Frou-Frou Drink History



One of the most common sights on a cruise ship is people on the sun decks drinking frou frou cocktails. Just what is a frou frou drink, and where does the name come from?

First, the phraes is frou frou, not foo foo :) This is a French term, not a Chinese one. Those of us who love novels like the Scarlet Pimpernel remember that frou frou was a classic term of frilly finery, and supposedly comes from the soft frou frou noise a woman would make when walking in long silk dresses.
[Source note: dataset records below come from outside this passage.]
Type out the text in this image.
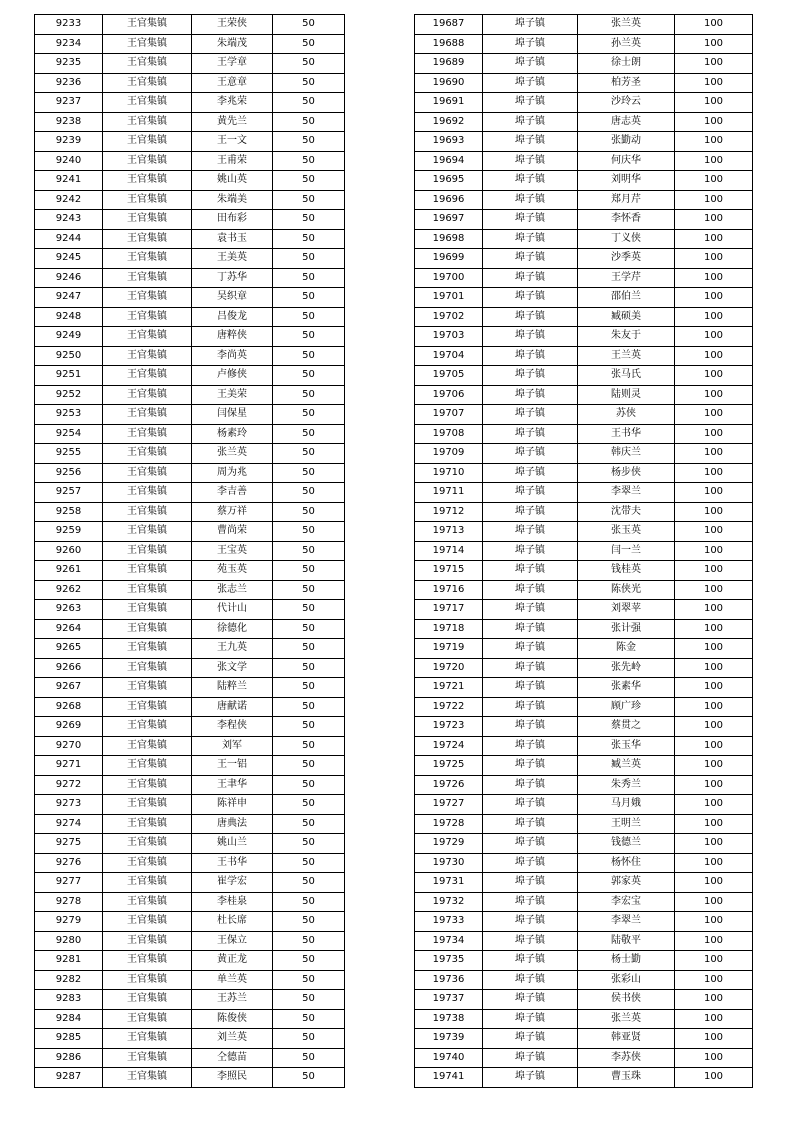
9233	王官集镇	王荣侠	50
9234	王官集镇	朱端茂	50
9235	王官集镇	王学章	50
9236	王官集镇	王意章	50
9237	王官集镇	李兆荣	50
9238	王官集镇	黄先兰	50
9239	王官集镇	王一文	50
9240	王官集镇	王甫荣	50
9241	王官集镇	姚山英	50
9242	王官集镇	朱端美	50
9243	王官集镇	田布彩	50
9244	王官集镇	袁书玉	50
9245	王官集镇	王美英	50
9246	王官集镇	丁苏华	50
9247	王官集镇	吴织章	50
9248	王官集镇	吕俊龙	50
9249	王官集镇	唐粹侠	50
9250	王官集镇	李尚英	50
9251	王官集镇	卢修侠	50
9252	王官集镇	王美荣	50
9253	王官集镇	闫保星	50
9254	王官集镇	杨素玲	50
9255	王官集镇	张兰英	50
9256	王官集镇	周为兆	50
9257	王官集镇	李吉善	50
9258	王官集镇	蔡万祥	50
9259	王官集镇	曹尚荣	50
9260	王官集镇	王宝英	50
9261	王官集镇	苑玉英	50
9262	王官集镇	张志兰	50
9263	王官集镇	代计山	50
9264	王官集镇	徐德化	50
9265	王官集镇	王九英	50
9266	王官集镇	张文学	50
9267	王官集镇	陆粹兰	50
9268	王官集镇	唐献诺	50
9269	王官集镇	李程侠	50
9270	王官集镇	刘军	50
9271	王官集镇	王一铝	50
9272	王官集镇	王聿华	50
9273	王官集镇	陈祥申	50
9274	王官集镇	唐典法	50
9275	王官集镇	姚山兰	50
9276	王官集镇	王书华	50
9277	王官集镇	崔学宏	50
9278	王官集镇	李桂泉	50
9279	王官集镇	杜长席	50
9280	王官集镇	王保立	50
9281	王官集镇	黄正龙	50
9282	王官集镇	单兰英	50
9283	王官集镇	王苏兰	50
9284	王官集镇	陈俊侠	50
9285	王官集镇	刘兰英	50
9286	王官集镇	仝德苗	50
9287	王官集镇	李照民	50
19687	埠子镇	张兰英	100
19688	埠子镇	孙兰英	100
19689	埠子镇	徐士朗	100
19690	埠子镇	柏芳圣	100
19691	埠子镇	沙玲云	100
19692	埠子镇	唐志英	100
19693	埠子镇	张勤动	100
19694	埠子镇	何庆华	100
19695	埠子镇	刘明华	100
19696	埠子镇	郑月芹	100
19697	埠子镇	李怀香	100
19698	埠子镇	丁义侠	100
19699	埠子镇	沙季英	100
19700	埠子镇	王学芹	100
19701	埠子镇	邵伯兰	100
19702	埠子镇	臧硕美	100
19703	埠子镇	朱友于	100
19704	埠子镇	王兰英	100
19705	埠子镇	张马氏	100
19706	埠子镇	陆则灵	100
19707	埠子镇	苏侠	100
19708	埠子镇	王书华	100
19709	埠子镇	韩庆兰	100
19710	埠子镇	杨步侠	100
19711	埠子镇	李翠兰	100
19712	埠子镇	沈带夫	100
19713	埠子镇	张玉英	100
19714	埠子镇	闫一兰	100
19715	埠子镇	钱桂英	100
19716	埠子镇	陈侠光	100
19717	埠子镇	刘翠苹	100
19718	埠子镇	张计强	100
19719	埠子镇	陈金	100
19720	埠子镇	张先岭	100
19721	埠子镇	张素华	100
19722	埠子镇	顾广珍	100
19723	埠子镇	蔡贯之	100
19724	埠子镇	张玉华	100
19725	埠子镇	臧兰英	100
19726	埠子镇	朱秀兰	100
19727	埠子镇	马月娥	100
19728	埠子镇	王明兰	100
19729	埠子镇	钱德兰	100
19730	埠子镇	杨怀住	100
19731	埠子镇	郭家英	100
19732	埠子镇	李宏宝	100
19733	埠子镇	李翠兰	100
19734	埠子镇	陆敬平	100
19735	埠子镇	杨士勤	100
19736	埠子镇	张彩山	100
19737	埠子镇	侯书侠	100
19738	埠子镇	张兰英	100
19739	埠子镇	韩亚贤	100
19740	埠子镇	李苏侠	100
19741	埠子镇	曹玉珠	100
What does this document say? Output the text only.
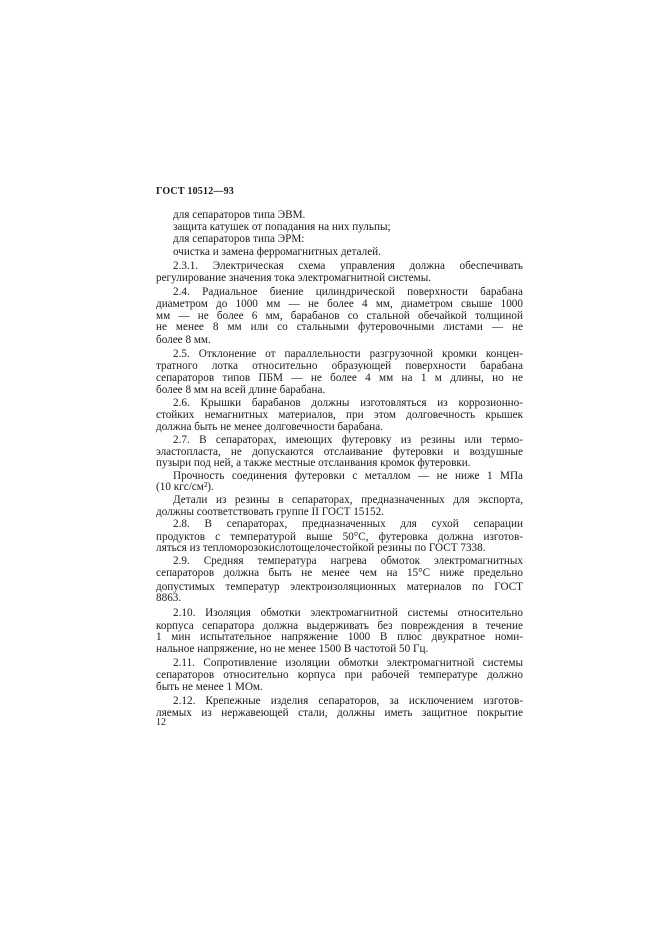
ГОСТ 10512—93
для сепараторов типа ЭВМ.
защита катушек от попадания на них пульпы;
для сепараторов типа ЭРМ:
очистка и замена ферромагнитных деталей.
2.3.1. Электрическая схема управления должна обеспечивать
регулирование значения тока электромагнитной системы.
2.4. Радиальное биение цилиндрической поверхности барабана
диаметром до 1000 мм — не более 4 мм, диаметром свыше 1000
мм — не более 6 мм, барабанов со стальной обечайкой толщиной
не менее 8 мм или со стальными футеровочными листами — не
более 8 мм.
2.5. Отклонение от параллельности разгрузочной кромки концен-
тратного лотка относительно образующей поверхности барабана
сепараторов типов ПБМ — не более 4 мм на 1 м длины, но не
более 8 мм на всей длине барабана.
2.6. Крышки барабанов должны изготовляться из коррозионно-
стойких немагнитных материалов, при этом долговечность крышек
должна быть не менее долговечности барабана.
2.7. В сепараторах, имеющих футеровку из резины или термо-
эластопласта, не допускаются отслаивание футеровки и воздушные
пузыри под ней, а также местные отслаивания кромок футеровки.
Прочность соединения футеровки с металлом — не ниже 1 МПа
(10 кгс/см²).
Детали из резины в сепараторах, предназначенных для экспорта,
должны соответствовать группе II ГОСТ 15152.
2.8. В сепараторах, предназначенных для сухой сепарации
продуктов с температурой выше 50°С, футеровка должна изготов-
ляться из тепломорозокислотощелочестойкой резины по ГОСТ 7338.
2.9. Средняя температура нагрева обмоток электромагнитных
сепараторов должна быть не менее чем на 15°С ниже предельно
допустимых температур электроизоляционных материалов по ГОСТ
8863.
2.10. Изоляция обмотки электромагнитной системы относительно
корпуса сепаратора должна выдерживать без повреждения в течение
1 мин испытательное напряжение 1000 В плюс двукратное номи-
нальное напряжение, но не менее 1500 В частотой 50 Гц.
2.11. Сопротивление изоляции обмотки электромагнитной системы
сепараторов относительно корпуса при рабочей температуре должно
быть не менее 1 МОм.
2.12. Крепежные изделия сепараторов, за исключением изготов-
ляемых из нержавеющей стали, должны иметь защитное покрытие
12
As time went on, the term came to mean anything feminine and frilly. The soldiers that headed over to europe in World War II picked up the slang. At the same time, the end of Prohibition had kicked cocktail creation into high gear, and more new cocktails were being invented daily. Before Prohibition it was shocking for a woman to drink hard liquor - but after women got the vote and helped out in the factories, it became more acceptable for them to have cocktails. Many bars created women's style cocktails, with more of a girly attitude (pretty colors, sweet flavors, pretty decorations) to appeal to those new drinkers. These became known as frou-frou drinkers.

The worlds combined when men actually started liking some of these drinks, and frou frou became a way to tease them about this. "Hey, Machine-Gun Joe, you're not actually drinking one of those frou-frou cocktails, are you?" :)

In modern times, we all like to drink, we all enjoy frou-frou cocktails, and the cruise lines know it! You can barely take 5 steps on a cruise line's deck without being offered the mix of the day, and many cruise ships even offer courses in mixology so you can learn to make these at home for your crew.